The next FreeBSD book?

BSDCan hasn’t officially started, and I keep getting asked when I will write a third edition of Absolute FreeBSD?

The short answer is: I don’t know.

The slightly longer answer is: it depends in part on you.

The much longer answer is:

FreeBSD has added lots of stuff since Absolute FreeBSD came out in 2007. The big, screaming, basic change is that ZFS is really well-supported, and considered a core feature.

But you can’t install to ZFS. Or to a mirror. Or to any of the other really cool options available on FreeBSD. There’s good stuff there, but new users can’t have it.

There are ways around this. For a new user, they range from ugly to absurd. I had hopes for the new FreeBSD installer, but none of the rumored improvements have reached real users. I could write “To install FreeBSD, install PC-BSD.” But my gut rebels. If you want PC-BSD, install PC-BSD.

If I was to write a big FreeBSD book today, it would have to be “1001 ways to install FreeBSD.” It would cover getting FreeBSD onto ZFS, or mirrors, or GELI, or any of the other cool options. That’s not a fun book to write and would not be fun to read.

Some discussions at BSDCan give me hope for an improved installation process. I don’t care if it’s the current installer, or a port of PC-BSD’s installer, or a resurrected sysinstall.
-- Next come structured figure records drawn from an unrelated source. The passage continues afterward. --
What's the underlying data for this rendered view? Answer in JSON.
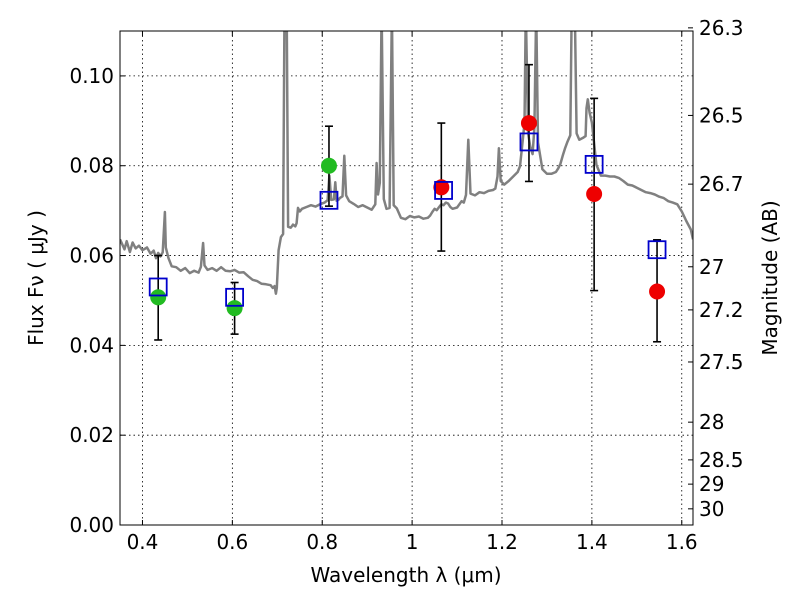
{
  "chart_data": {
    "type": "scatter",
    "title": "",
    "xlabel": "Wavelength  λ (μm)",
    "ylabel": "Flux  Fν  ( μJy )",
    "ylabel_right": "Magnitude (AB)",
    "xlim": [
      0.35,
      1.625
    ],
    "ylim": [
      0.0,
      0.11
    ],
    "grid": true,
    "x_ticks": [
      0.4,
      0.6,
      0.8,
      1.0,
      1.2,
      1.4,
      1.6
    ],
    "x_tick_labels": [
      "0.4",
      "0.6",
      "0.8",
      "1",
      "1.2",
      "1.4",
      "1.6"
    ],
    "y_ticks": [
      0.0,
      0.02,
      0.04,
      0.06,
      0.08,
      0.1
    ],
    "y_tick_labels": [
      "0.00",
      "0.02",
      "0.04",
      "0.06",
      "0.08",
      "0.10"
    ],
    "right_ticks": [
      {
        "label": "26.3",
        "flux": 0.1107
      },
      {
        "label": "26.5",
        "flux": 0.0912
      },
      {
        "label": "26.7",
        "flux": 0.0759
      },
      {
        "label": "27",
        "flux": 0.0575
      },
      {
        "label": "27.2",
        "flux": 0.0479
      },
      {
        "label": "27.5",
        "flux": 0.0363
      },
      {
        "label": "28",
        "flux": 0.0229
      },
      {
        "label": "28.5",
        "flux": 0.0145
      },
      {
        "label": "29",
        "flux": 0.0091
      },
      {
        "label": "30",
        "flux": 0.0036
      }
    ],
    "colors": {
      "model": "#808080",
      "green": "#22bb22",
      "red": "#ee0000",
      "model_box": "#0000cc",
      "error": "#000000"
    },
    "series": [
      {
        "type": "line",
        "points": [
          [
            0.35,
            0.0636
          ],
          [
            0.36,
            0.0614
          ],
          [
            0.365,
            0.0632
          ],
          [
            0.372,
            0.0608
          ],
          [
            0.378,
            0.0629
          ],
          [
            0.385,
            0.0616
          ],
          [
            0.392,
            0.0622
          ],
          [
            0.4,
            0.0612
          ],
          [
            0.41,
            0.0618
          ],
          [
            0.418,
            0.0604
          ],
          [
            0.425,
            0.0611
          ],
          [
            0.43,
            0.0594
          ],
          [
            0.435,
            0.0606
          ],
          [
            0.44,
            0.0598
          ],
          [
            0.445,
            0.0607
          ],
          [
            0.45,
            0.0697
          ],
          [
            0.452,
            0.0618
          ],
          [
            0.458,
            0.0594
          ],
          [
            0.465,
            0.0576
          ],
          [
            0.475,
            0.0574
          ],
          [
            0.485,
            0.0566
          ],
          [
            0.495,
            0.0572
          ],
          [
            0.505,
            0.0561
          ],
          [
            0.515,
            0.0566
          ],
          [
            0.525,
            0.0562
          ],
          [
            0.53,
            0.0575
          ],
          [
            0.535,
            0.0628
          ],
          [
            0.538,
            0.0578
          ],
          [
            0.545,
            0.0568
          ],
          [
            0.555,
            0.0572
          ],
          [
            0.565,
            0.0566
          ],
          [
            0.575,
            0.0574
          ],
          [
            0.585,
            0.0566
          ],
          [
            0.595,
            0.0565
          ],
          [
            0.605,
            0.0568
          ],
          [
            0.615,
            0.0562
          ],
          [
            0.625,
            0.0563
          ],
          [
            0.635,
            0.0554
          ],
          [
            0.645,
            0.0546
          ],
          [
            0.655,
            0.0543
          ],
          [
            0.665,
            0.0537
          ],
          [
            0.675,
            0.0536
          ],
          [
            0.685,
            0.0534
          ],
          [
            0.69,
            0.0528
          ],
          [
            0.694,
            0.0532
          ],
          [
            0.697,
            0.0515
          ],
          [
            0.699,
            0.0528
          ],
          [
            0.703,
            0.0612
          ],
          [
            0.708,
            0.0641
          ],
          [
            0.713,
            0.0648
          ],
          [
            0.716,
            0.115
          ],
          [
            0.721,
            0.115
          ],
          [
            0.724,
            0.0664
          ],
          [
            0.73,
            0.0662
          ],
          [
            0.735,
            0.0669
          ],
          [
            0.74,
            0.0665
          ],
          [
            0.743,
            0.0672
          ],
          [
            0.746,
            0.0706
          ],
          [
            0.75,
            0.0698
          ],
          [
            0.755,
            0.0704
          ],
          [
            0.765,
            0.0708
          ],
          [
            0.775,
            0.0712
          ],
          [
            0.785,
            0.0709
          ],
          [
            0.795,
            0.0714
          ],
          [
            0.805,
            0.0718
          ],
          [
            0.812,
            0.0723
          ],
          [
            0.816,
            0.0778
          ],
          [
            0.82,
            0.0724
          ],
          [
            0.826,
            0.0725
          ],
          [
            0.829,
            0.0763
          ],
          [
            0.832,
            0.0722
          ],
          [
            0.836,
            0.0724
          ],
          [
            0.839,
            0.0728
          ],
          [
            0.845,
            0.0732
          ],
          [
            0.849,
            0.0822
          ],
          [
            0.853,
            0.0734
          ],
          [
            0.86,
            0.0721
          ],
          [
            0.87,
            0.0715
          ],
          [
            0.88,
            0.0708
          ],
          [
            0.89,
            0.0712
          ],
          [
            0.9,
            0.0707
          ],
          [
            0.91,
            0.0702
          ],
          [
            0.918,
            0.0714
          ],
          [
            0.921,
            0.0806
          ],
          [
            0.924,
            0.0736
          ],
          [
            0.928,
            0.0762
          ],
          [
            0.932,
            0.115
          ],
          [
            0.937,
            0.0726
          ],
          [
            0.943,
            0.0704
          ],
          [
            0.95,
            0.0706
          ],
          [
            0.955,
            0.115
          ],
          [
            0.959,
            0.0712
          ],
          [
            0.966,
            0.0705
          ],
          [
            0.975,
            0.0684
          ],
          [
            0.985,
            0.0681
          ],
          [
            0.995,
            0.0688
          ],
          [
            1.005,
            0.0685
          ],
          [
            1.015,
            0.0687
          ],
          [
            1.025,
            0.0682
          ],
          [
            1.035,
            0.0684
          ],
          [
            1.04,
            0.0689
          ],
          [
            1.045,
            0.0697
          ],
          [
            1.05,
            0.0704
          ],
          [
            1.055,
            0.0701
          ],
          [
            1.06,
            0.0708
          ],
          [
            1.065,
            0.0714
          ],
          [
            1.07,
            0.0712
          ],
          [
            1.075,
            0.0718
          ],
          [
            1.08,
            0.0716
          ],
          [
            1.085,
            0.0708
          ],
          [
            1.09,
            0.0704
          ],
          [
            1.1,
            0.0707
          ],
          [
            1.11,
            0.0721
          ],
          [
            1.115,
            0.0718
          ],
          [
            1.12,
            0.0735
          ],
          [
            1.125,
            0.0858
          ],
          [
            1.13,
            0.0738
          ],
          [
            1.14,
            0.0734
          ],
          [
            1.15,
            0.0741
          ],
          [
            1.16,
            0.0739
          ],
          [
            1.17,
            0.0744
          ],
          [
            1.18,
            0.0746
          ],
          [
            1.185,
            0.0749
          ],
          [
            1.19,
            0.0776
          ],
          [
            1.193,
            0.0839
          ],
          [
            1.197,
            0.0766
          ],
          [
            1.205,
            0.0758
          ],
          [
            1.215,
            0.0766
          ],
          [
            1.225,
            0.0776
          ],
          [
            1.235,
            0.0786
          ],
          [
            1.24,
            0.0799
          ],
          [
            1.245,
            0.0845
          ],
          [
            1.25,
            0.0895
          ],
          [
            1.253,
            0.115
          ],
          [
            1.258,
            0.0872
          ],
          [
            1.263,
            0.0842
          ],
          [
            1.268,
            0.0826
          ],
          [
            1.272,
            0.0885
          ],
          [
            1.276,
            0.115
          ],
          [
            1.28,
            0.0852
          ],
          [
            1.29,
            0.0792
          ],
          [
            1.3,
            0.0782
          ],
          [
            1.31,
            0.0782
          ],
          [
            1.32,
            0.0786
          ],
          [
            1.325,
            0.0794
          ],
          [
            1.33,
            0.0804
          ],
          [
            1.335,
            0.0822
          ],
          [
            1.34,
            0.0838
          ],
          [
            1.345,
            0.0852
          ],
          [
            1.352,
            0.0868
          ],
          [
            1.355,
            0.115
          ],
          [
            1.362,
            0.115
          ],
          [
            1.366,
            0.0872
          ],
          [
            1.372,
            0.0858
          ],
          [
            1.38,
            0.0862
          ],
          [
            1.386,
            0.0866
          ],
          [
            1.388,
            0.0928
          ],
          [
            1.391,
            0.0948
          ],
          [
            1.395,
            0.0918
          ],
          [
            1.4,
            0.0896
          ],
          [
            1.41,
            0.0802
          ],
          [
            1.42,
            0.0778
          ],
          [
            1.43,
            0.0778
          ],
          [
            1.44,
            0.0776
          ],
          [
            1.45,
            0.0776
          ],
          [
            1.46,
            0.0773
          ],
          [
            1.47,
            0.0766
          ],
          [
            1.48,
            0.0758
          ],
          [
            1.49,
            0.0756
          ],
          [
            1.5,
            0.0751
          ],
          [
            1.51,
            0.0746
          ],
          [
            1.52,
            0.0741
          ],
          [
            1.53,
            0.0739
          ],
          [
            1.54,
            0.0736
          ],
          [
            1.55,
            0.0731
          ],
          [
            1.56,
            0.0728
          ],
          [
            1.57,
            0.0721
          ],
          [
            1.58,
            0.0718
          ],
          [
            1.59,
            0.0714
          ],
          [
            1.6,
            0.0698
          ],
          [
            1.61,
            0.0677
          ],
          [
            1.62,
            0.0658
          ],
          [
            1.625,
            0.0636
          ]
        ]
      },
      {
        "type": "scatter-errorbar",
        "marker": "circle",
        "color_key": "green",
        "points": [
          {
            "x": 0.435,
            "y": 0.0507,
            "yerr": [
              0.0412,
              0.06
            ]
          },
          {
            "x": 0.605,
            "y": 0.0483,
            "yerr": [
              0.0425,
              0.054
            ]
          },
          {
            "x": 0.815,
            "y": 0.08,
            "yerr": [
              0.071,
              0.0888
            ]
          }
        ]
      },
      {
        "type": "scatter-errorbar",
        "marker": "circle",
        "color_key": "red",
        "points": [
          {
            "x": 1.065,
            "y": 0.0752,
            "yerr": [
              0.061,
              0.0895
            ]
          },
          {
            "x": 1.26,
            "y": 0.0895,
            "yerr": [
              0.0765,
              0.1025
            ]
          },
          {
            "x": 1.405,
            "y": 0.0737,
            "yerr": [
              0.0522,
              0.095
            ]
          },
          {
            "x": 1.545,
            "y": 0.052,
            "yerr": [
              0.0408,
              0.0635
            ]
          }
        ]
      },
      {
        "type": "scatter",
        "marker": "square-open",
        "color_key": "model_box",
        "points": [
          {
            "x": 0.435,
            "y": 0.053
          },
          {
            "x": 0.605,
            "y": 0.0507
          },
          {
            "x": 0.815,
            "y": 0.0723
          },
          {
            "x": 1.07,
            "y": 0.0745
          },
          {
            "x": 1.26,
            "y": 0.0853
          },
          {
            "x": 1.405,
            "y": 0.0803
          },
          {
            "x": 1.545,
            "y": 0.0613
          }
        ]
      }
    ]
  }
}
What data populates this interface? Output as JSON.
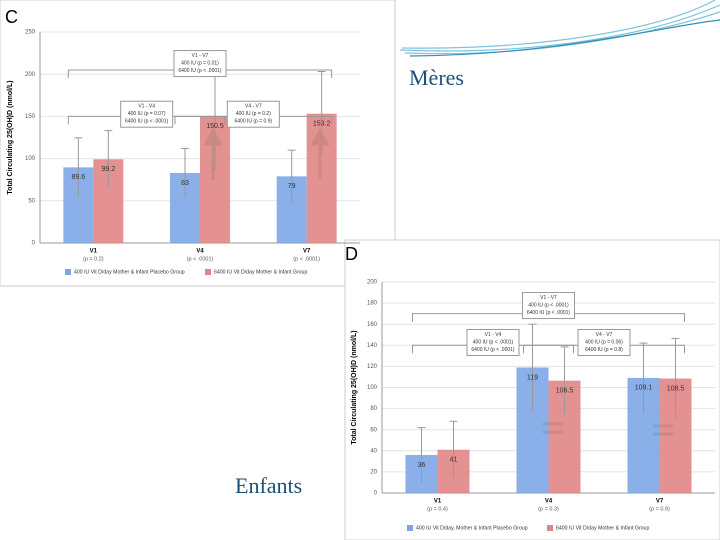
{
  "chart_data": [
    {
      "type": "bar",
      "panel": "C",
      "y_label": "Total Circulating 25(OH)D (nmol/L)",
      "categories": [
        "V1",
        "V4",
        "V7"
      ],
      "category_notes": [
        "(p = 0.2)",
        "(p < .0001)",
        "(p < .0001)"
      ],
      "ylim": [
        0,
        250
      ],
      "yticks": [
        0,
        50,
        100,
        150,
        200,
        250
      ],
      "series": [
        {
          "name": "400 IU Vit D/day Mother & Infant Placebo Group",
          "color": "#7ea6e6",
          "values": [
            89.6,
            83,
            79
          ],
          "errors": [
            35,
            29,
            31
          ]
        },
        {
          "name": "6400 IU Vit D/day Mother & Infant Group",
          "color": "#e08585",
          "values": [
            99.2,
            150.5,
            153.2
          ],
          "errors": [
            34,
            64,
            50
          ]
        }
      ],
      "annotations": [
        [
          "V1 - V7",
          "400 IU (p = 0.01)",
          "6400 IU (p < .0001)"
        ],
        [
          "V1 - V4",
          "400 IU (p = 0.07)",
          "6400 IU (p < .0001)"
        ],
        [
          "V4 - V7",
          "400 IU (p = 0.2)",
          "6400 IU (p = 0.9)"
        ]
      ]
    },
    {
      "type": "bar",
      "panel": "D",
      "y_label": "Total Circulating 25(OH)D (nmol/L)",
      "categories": [
        "V1",
        "V4",
        "V7"
      ],
      "category_notes": [
        "(p = 0.4)",
        "(p = 0.3)",
        "(p = 0.9)"
      ],
      "ylim": [
        0,
        200
      ],
      "yticks": [
        0,
        20,
        40,
        60,
        80,
        100,
        120,
        140,
        160,
        180,
        200
      ],
      "series": [
        {
          "name": "400 IU Vit D/day, Mother & Infant Placebo Group",
          "color": "#7ea6e6",
          "values": [
            36,
            119,
            109.1
          ],
          "errors": [
            26,
            41,
            33
          ]
        },
        {
          "name": "6400 IU Vit D/day Mother & Infant Group",
          "color": "#e08585",
          "values": [
            41,
            106.5,
            108.5
          ],
          "errors": [
            27,
            32,
            38
          ]
        }
      ],
      "annotations": [
        [
          "V1 - V7",
          "400 IU (p < .0001)",
          "6400 IU (p < .0001)"
        ],
        [
          "V1 - V4",
          "400 IU (p < .0001)",
          "6400 IU (p < .0001)"
        ],
        [
          "V4 - V7",
          "400 IU (p = 0.06)",
          "6400 IU (p = 0.8)"
        ]
      ]
    }
  ],
  "slide": {
    "labels": [
      "Mères",
      "Enfants"
    ]
  }
}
I have no problem spending a chapter on planning an installation, or on things you should know before installing — just look at Absolute OpenBSD. But that chapter can’t be “Here’s FreeBSD disk management system, so you can boot off a live filesystem and manually edit disks and create zpools and GELIs and mirrors and and and…” Experienced FreeBSD users put up with this, but you can’t give this to a new user.

FreeBSD should have a decent partitioning scheme at boot. If the OpenBSD folks can manage that with their text-only installer, surely FreeBSD could do so. But at least it’s possible to partition the disk with the current installer.

So: if you’re a programmer and want a new version of the book, work on the installer.

If you’re not a programmer: bribe one.

I have some small books on FreeBSD on my schedule, but that’s a very different thing. Until the installer changes, Absolute FreeBSD 3 isn’t even on the schedule.

11 Replies to “The next FreeBSD book?”

  1. If I *were* to write a book. Sorry, Catholic grade school ruined me.

    FreeBSD is feature and option rich which makes writing about it hard. Absolute OpenBSD second edition is about the right size for a tech book and it reads well. If I’m not mistaken the first Absolute OpenBSD was a lot smaller. I own and read the second edition of Absolute FreeBSD. That book was the right size and helped me prepare for the BSDA exam. Even without the install stuff, a third edition of it might end up like some tech books – wider than it is tall.

    In any case, you write wonderfully (was/were notwithstanding), and I’m not just blowing smoke up your ass when I say that. I hope something can be resolved and Absolute FreeBSD third edition sees the light of day. My 2 cents.

  2. Carl,

    One of the things you learn when writing professional books is: grammar does not matter, at least not in the way they teach it in school. Grammar is not rules. Grammar is a weapon.

    But thank you, it’s nice to hear you like the books.

  3. Some discussions at BSDCan give me hope for an improved installation process.

    I noticed there was a talk about PXE installs using pc-sysinstall, but I’m wondering if there’s any consensus around what any future installer should be? Were people still talking about pc-sysinstall as being the future of any installer, or has the discussion moved on to something else? I’m keen to work on the installer, but I’m not a fan of sh(1) which rules out working on both bsdinstall and pc-sysinstall 🙂

  4. FreeBSD 10 installer does ZFS. Still doesn’t let you easily partition system, but at least it gets bits on the disk.

    The brand new FreeBSD book is one step closer now, right?

  5. I would also like to buy an up to date Absolute FreeBSD book with coverage of ZFS including ZFS root and encrypted ZFS. I’m currently reading Absolute OpenBSD 2nd Edition and am very pleased that it is up to date.

  6. I already own edition 1 and 2 (physical book).
    I wouldn’t mind buying the 3rd edition.
    That said, I know that writing a book is hard. Writing the 2nd edition of the same book is even harder (I just have to imagine writing the 2nd edition of my diploma-thesis…).
    Very few make it to the 3rd edition (like Liu & Albitz who made it to the 5th edition of DNS&BIND).

    But I have to take a look at your DNSSEC-book – didn’t know you had written that.